A sequence of real numbers 1 < a 0 < a 1 < ... is called a set of Beurling prime numbers if it tends to infinity.

Equations

• IsBeurlingPrimes a = (1 < a 0 ∧ StrictMono a ∧ Filter.Tendsto a Filter.atTop Filter.atTop)

def beurlingInteger (a : ℕ → ℝ) (k : ℕ →₀ ℕ) : ℝ

A Beurling integer is a number of the form ∏ i, (a i) ^ (k i) for a given sequence a and a finitely-supported sequence of naturals k.

Equations

• beurlingInteger a k = k.prod fun (x y : ℕ) => a x ^ y

@[simp]

theorem beurlingInteger_def (a : ℕ → ℝ) (k : ℕ →₀ ℕ) : beurlingInteger a k = k.prod fun (x y : ℕ) => a x ^ y

def BeurlingIntegers (a : ℕ → ℝ) : Set ℝ

The set of Beurling integers are numbers of the form ∏ i, (a i) ^ (k i), where k has finite support.

Equations

• BeurlingIntegers a = Set.range (beurlingInteger a)

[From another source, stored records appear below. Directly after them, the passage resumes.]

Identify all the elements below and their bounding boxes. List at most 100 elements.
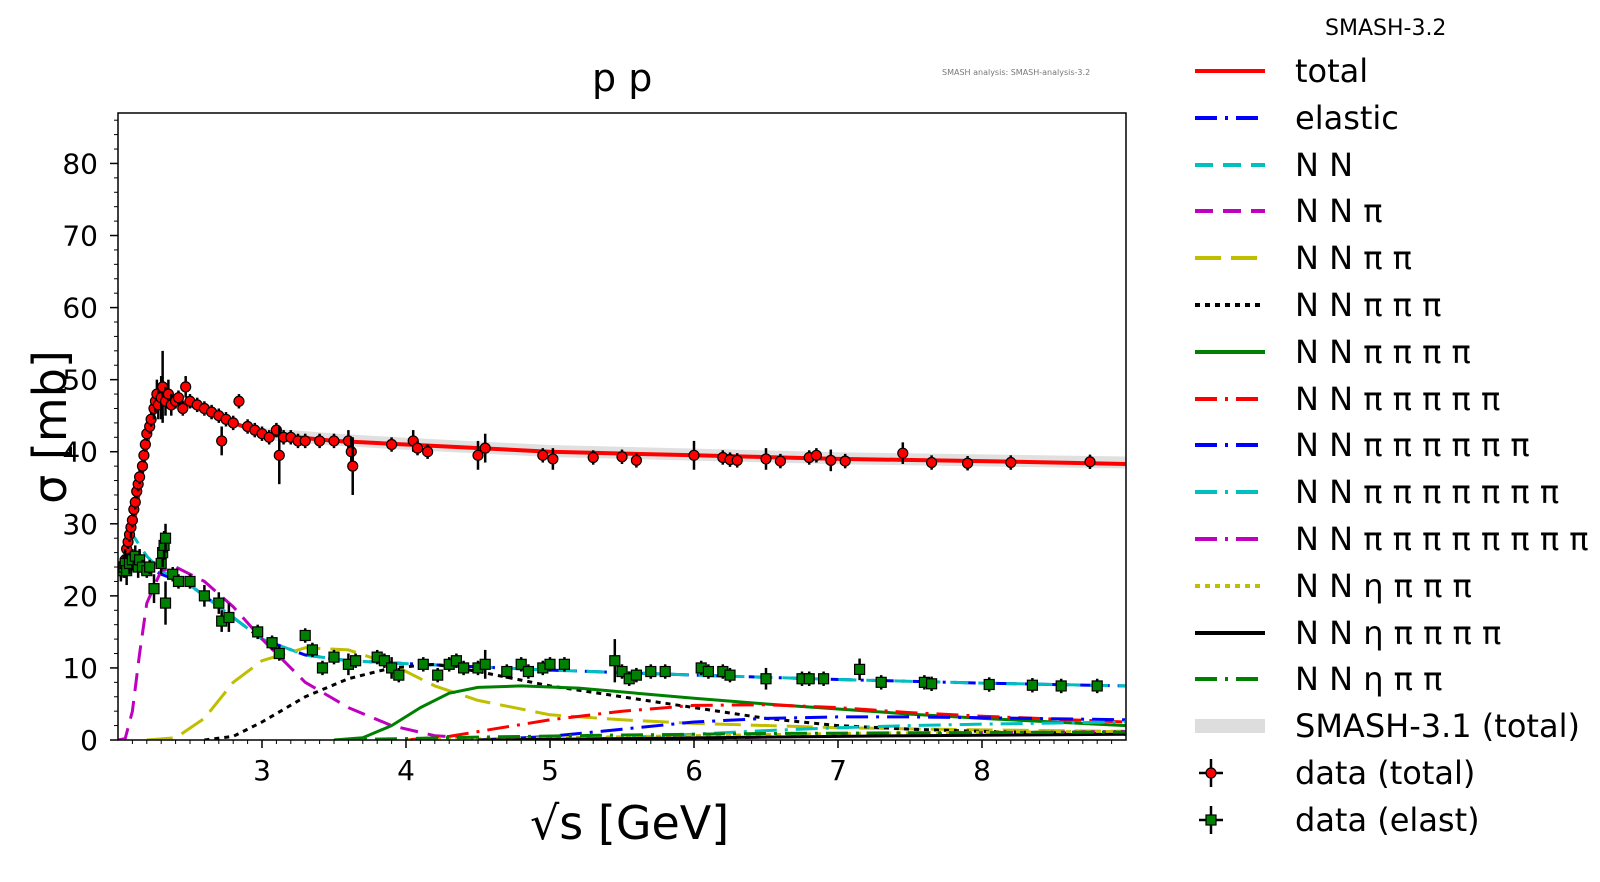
legend-item: data (elast) <box>1195 803 1595 837</box>
data-elast-point <box>501 665 513 678</box>
series-line-N-N-x-x-x-x-x <box>405 703 1126 740</box>
legend-item: N N η π π π <box>1195 569 1595 603</box>
data-elast-point <box>159 532 172 544</box>
data-elast-point <box>1055 680 1067 692</box>
data-total-point <box>129 496 141 508</box>
data-total-point <box>126 514 138 526</box>
legend-item: data (total) <box>1195 756 1595 790</box>
data-elast-point <box>853 663 866 675</box>
legend-marker <box>1205 814 1217 826</box>
legend-swatch <box>1195 115 1265 120</box>
legend-swatch <box>1195 677 1265 682</box>
y-tick-label-80: 80 <box>62 147 98 180</box>
data-elast-point <box>616 665 628 678</box>
data-total-point <box>411 442 424 454</box>
x-tick-label-7: 7 <box>829 754 847 787</box>
data-total-point <box>263 431 275 443</box>
legend-label: N N <box>1295 145 1354 184</box>
legend-title: SMASH-3.2 <box>1325 16 1447 41</box>
series-line-N-N-x-x-x <box>333 730 1126 740</box>
x-tick-label-5: 5 <box>541 754 559 787</box>
data-elast-point <box>479 658 491 670</box>
data-elast-point <box>817 673 830 685</box>
y-tick-label-60: 60 <box>62 292 98 325</box>
legend-label: data (elast) <box>1295 800 1480 839</box>
data-elast-point <box>155 557 167 570</box>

theorem beurlingInteger_mem (a : ℕ → ℝ) (k : ℕ →₀ ℕ) : beurlingInteger a k ∈ BeurlingIntegers a

theorem generator_mem_beurling (a : ℕ → ℝ) (i : ℕ) : a i ∈ BeurlingIntegers a

Every element of the sequence a is a Beurling integer.

theorem mul_mem_beurling {a : ℕ → ℝ} {x y : ℝ} (hx : x ∈ BeurlingIntegers a) (hy : y ∈ BeurlingIntegers a) : x * y ∈ BeurlingIntegers a

The set of Beurling integers is closed under multiplication.

theorem pow_mem_beurling {a : ℕ → ℝ} {x : ℝ} (k : ℕ) (hx : x ∈ BeurlingIntegers a) : x ^ k ∈ BeurlingIntegers a

The set of Beurling integers is closed under taking powers.